Si tratta di un attacco mirato ad arrestare il cambiamento morale in corso, che descrive gli
animali come un nemico da subordinare, sfruttare, annientare.
La cultura della supremazia e del dominio si rafforza su più livelli nella società, esaltando
quelle caratteristiche legate alla competizione e alla sottomissione di quei corpi ritenuti
“diversi”.
C’è chi vive una vera e propria dissociazione che porta ad amare il proprio animale
domestico, ma a ignorare tutti gli altri.
I media documentano le atrocità degli allevamenti intensivi, ma si preferisce far finta che
questi luoghi non esistano. Eppure le zoonosi scaturiscono e si propagano con più frequenza
e velocità rispetto al passato, per il trattamento ingiusto e crudele che riserviamo agli esseri
senzienti.
La nostra società non è del tutto cosciente dell’ingiustizia profonda che ci circonda e della
sofferenza che cerca di occultare, a partire da quella degli animali.
Come affermava la filosofa americana Karen Warren ci riteniamo inaffondabili, proprio
come il “Titanic”, ma l’irrazionalità di un sistema così violento non può che condurci
all’autodistruzione.
Dovremmo fermarci a riflettere per comprendere la nostra interconnessione con la natura e
gli animali, che giudichiamo in base ai nostri codici e parametri, ma che dovremmo
rispettare nella loro diversità.
Stiamo parlando di individui che rappresentano il nostro lato più innocente e libero: ignorare
e persino odiare gli altri esseri viventi è un po’ come limitare e persino uccidere una parte di
noi.
Essi non vogliono somigliarci, preservano purezza e integrità, nonostante tutto quello che
gli stiamo facendo; ma è la prospettiva empatica quella che può salvarci, uno sguardo nuovo
sul mondo e tutti i suoi abitanti.
Quello che portò la filosofa Val Plumwood a rispettare e salvare da morte certa il suo
“aggressore”: un coccodrillo.
Il rettile attaccò la scrittrice mentre si trovava in canoa, da sola, nel parco Kakadu in
Australia.

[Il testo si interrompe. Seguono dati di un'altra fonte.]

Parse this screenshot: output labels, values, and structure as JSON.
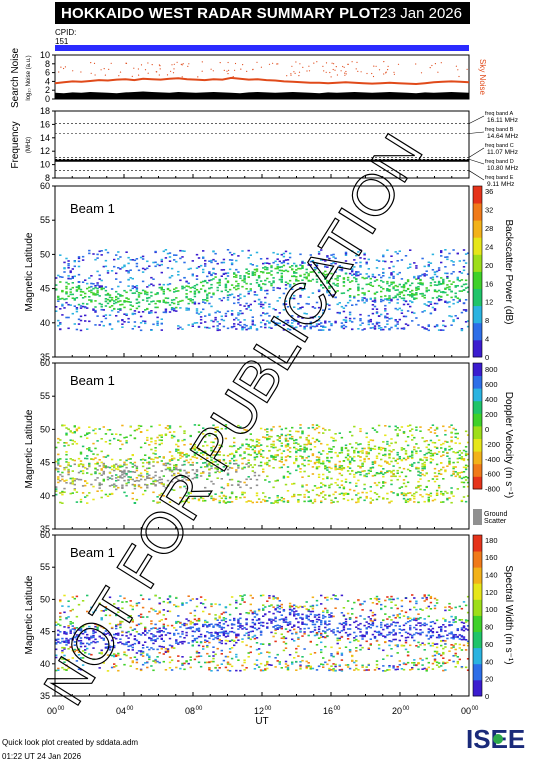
{
  "header": {
    "title": "HOKKAIDO WEST RADAR SUMMARY PLOT",
    "date": "23 Jan 2026"
  },
  "cpid": {
    "label": "CPID:",
    "value": "151",
    "bar_color": "#2b2bff"
  },
  "watermark": "NOT FOR PUBLICATION",
  "footer": {
    "credit": "Quick look plot created by sddata.adm",
    "timestamp": "01:22 UT 24 Jan 2026"
  },
  "logo_text": "ISEE",
  "chart_data": [
    {
      "type": "line",
      "ylabel_top": "Search Noise",
      "ylabel_sub": "log₁₀ Noise (a.u.)",
      "right_label": "Sky Noise",
      "ylim": [
        0,
        10
      ],
      "yticks": [
        "0",
        "2",
        "4",
        "6",
        "8",
        "10"
      ],
      "series": [
        {
          "color": "#000000",
          "values": [
            1.4,
            1.3,
            1.5,
            1.4,
            1.6,
            1.5,
            1.4,
            1.3,
            1.5,
            1.6,
            1.7,
            1.6,
            1.5,
            1.4,
            1.6,
            1.5,
            1.4,
            1.5,
            1.6,
            1.5,
            1.4,
            1.3,
            1.5,
            1.6,
            1.5,
            1.4,
            1.5,
            1.6,
            1.5,
            1.4,
            1.3,
            1.5,
            1.4,
            1.5,
            1.6,
            1.5,
            1.4,
            1.5,
            1.6,
            1.5,
            1.4,
            1.3,
            1.5,
            1.4,
            1.5,
            1.6,
            1.5,
            1.4
          ]
        },
        {
          "name": "Sky Noise",
          "color": "#e04a1a",
          "values": [
            3.6,
            3.8,
            4.0,
            3.9,
            4.1,
            4.3,
            4.2,
            4.4,
            4.5,
            4.3,
            4.6,
            4.5,
            4.4,
            4.6,
            4.7,
            4.5,
            4.4,
            4.3,
            4.5,
            4.4,
            4.8,
            4.6,
            4.4,
            4.5,
            4.3,
            4.2,
            4.0,
            3.9,
            3.8,
            3.7,
            3.7,
            3.6,
            3.7,
            3.8,
            3.7,
            3.6,
            3.5,
            3.6,
            3.7,
            3.6,
            3.5,
            3.4,
            3.6,
            3.8,
            3.9,
            4.0,
            3.9,
            3.8
          ]
        }
      ]
    },
    {
      "type": "line",
      "ylabel_top": "Frequency",
      "ylabel_sub": "(MHz)",
      "ylim": [
        8,
        18
      ],
      "yticks": [
        "8",
        "10",
        "12",
        "14",
        "16",
        "18"
      ],
      "series": [
        {
          "color": "#000000",
          "values": [
            10.6,
            10.6,
            10.6,
            10.6,
            10.6,
            10.6,
            10.6,
            10.6,
            10.6,
            10.6,
            10.6,
            10.6
          ]
        }
      ],
      "bands": [
        {
          "label": "freq band A",
          "value": "16.11 MHz",
          "mhz": 16.11
        },
        {
          "label": "freq band B",
          "value": "14.64 MHz",
          "mhz": 14.64
        },
        {
          "label": "freq band C",
          "value": "11.07 MHz",
          "mhz": 11.07
        },
        {
          "label": "freq band D",
          "value": "10.80 MHz",
          "mhz": 10.8
        },
        {
          "label": "freq band E",
          "value": "9.11 MHz",
          "mhz": 9.11
        }
      ]
    },
    {
      "type": "heatmap",
      "beam_label": "Beam  1",
      "ylabel": "Magnetic Latitude",
      "ylim": [
        35,
        60
      ],
      "yticks": [
        "35",
        "40",
        "45",
        "50",
        "55",
        "60"
      ],
      "colorbar_label": "Backscatter Power (dB)",
      "colorbar_ticks": [
        "0",
        "4",
        "8",
        "12",
        "16",
        "20",
        "24",
        "28",
        "32",
        "36"
      ],
      "colors": [
        "#3b1ccf",
        "#2d6ee8",
        "#2bb3e0",
        "#20c46a",
        "#3fd12a",
        "#9ede1a",
        "#e6e61a",
        "#f2b21a",
        "#f07a1a",
        "#e5331a"
      ],
      "main_band": [
        44.8,
        44.2,
        43.8,
        43.5,
        43.4,
        43.5,
        43.8,
        44.2,
        44.8,
        45.4,
        46.0,
        46.5,
        47.0,
        47.2,
        47.0,
        46.5,
        45.8,
        45.4,
        45.2,
        45.1,
        45.0,
        45.1,
        45.2,
        45.0
      ]
    },
    {
      "type": "heatmap",
      "beam_label": "Beam  1",
      "ylabel": "Magnetic Latitude",
      "ylim": [
        35,
        60
      ],
      "yticks": [
        "35",
        "40",
        "45",
        "50",
        "55",
        "60"
      ],
      "colorbar_label": "Doppler Velocity (m s⁻¹)",
      "colorbar_ticks": [
        "800",
        "600",
        "400",
        "200",
        "0",
        "-200",
        "-400",
        "-600",
        "-800"
      ],
      "colors": [
        "#3b1ccf",
        "#2d6ee8",
        "#2bb3e0",
        "#20c46a",
        "#3fd12a",
        "#9ede1a",
        "#e6e61a",
        "#f2b21a",
        "#f07a1a",
        "#e5331a"
      ],
      "ground_scatter_label": "Ground Scatter",
      "ground_scatter_color": "#909090",
      "main_band": [
        44.0,
        43.8,
        43.5,
        43.4,
        43.5,
        43.8,
        44.2,
        44.6,
        45.0,
        45.6,
        46.2,
        46.6,
        47.0,
        47.2,
        47.0,
        46.5,
        45.8,
        45.4,
        45.2,
        45.1,
        45.0,
        45.1,
        45.2,
        45.0
      ]
    },
    {
      "type": "heatmap",
      "beam_label": "Beam  1",
      "ylabel": "Magnetic Latitude",
      "ylim": [
        35,
        60
      ],
      "yticks": [
        "35",
        "40",
        "45",
        "50",
        "55",
        "60"
      ],
      "xlabel": "UT",
      "xticks": [
        "00",
        "04",
        "08",
        "12",
        "16",
        "20",
        "00"
      ],
      "colorbar_label": "Spectral Width (m s⁻¹)",
      "colorbar_ticks": [
        "0",
        "20",
        "40",
        "60",
        "80",
        "100",
        "120",
        "140",
        "160",
        "180"
      ],
      "colors": [
        "#3b1ccf",
        "#2d6ee8",
        "#2bb3e0",
        "#20c46a",
        "#3fd12a",
        "#9ede1a",
        "#e6e61a",
        "#f2b21a",
        "#f07a1a",
        "#e5331a"
      ],
      "main_band": [
        44.5,
        44.0,
        43.8,
        43.5,
        43.5,
        43.8,
        44.2,
        44.6,
        45.0,
        45.4,
        45.8,
        46.4,
        47.0,
        47.2,
        47.0,
        46.5,
        45.8,
        45.4,
        45.2,
        45.1,
        45.0,
        45.1,
        45.2,
        45.0
      ]
    }
  ]
}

Riuscì a salvarsi fuggendo a piedi, ferita, per alcuni chilometri.
Un incidente che fece scaturire profonde riflessioni nell’attivista australiana, in particolare
sul ruolo degli esseri umani nella catena trofica e sulla biodiversità.
Il racconto dell’incidente fu manipolato dai media come mezzo di propaganda contro chi si
batteva per la difesa dei coccodrilli, ma una volta uscita dall’ospedale la studiosa riuscì a
raccontare la propria versione e la sua scelta di non voler uccidere l’animale.
Una grande lezione di umiltà e di rispetto verso le altre creature che con noi condividono la
catena della vita.
Nella Giornata Internazionale della Pace, celebrata lo scorso 21 settembre, la scienziata
Jane Goodall ci ha ricordato come tutelare gli animali oggi equivalga a salvare noi stessi e il
futuro della Terra, sta a noi scegliere da che parte stare.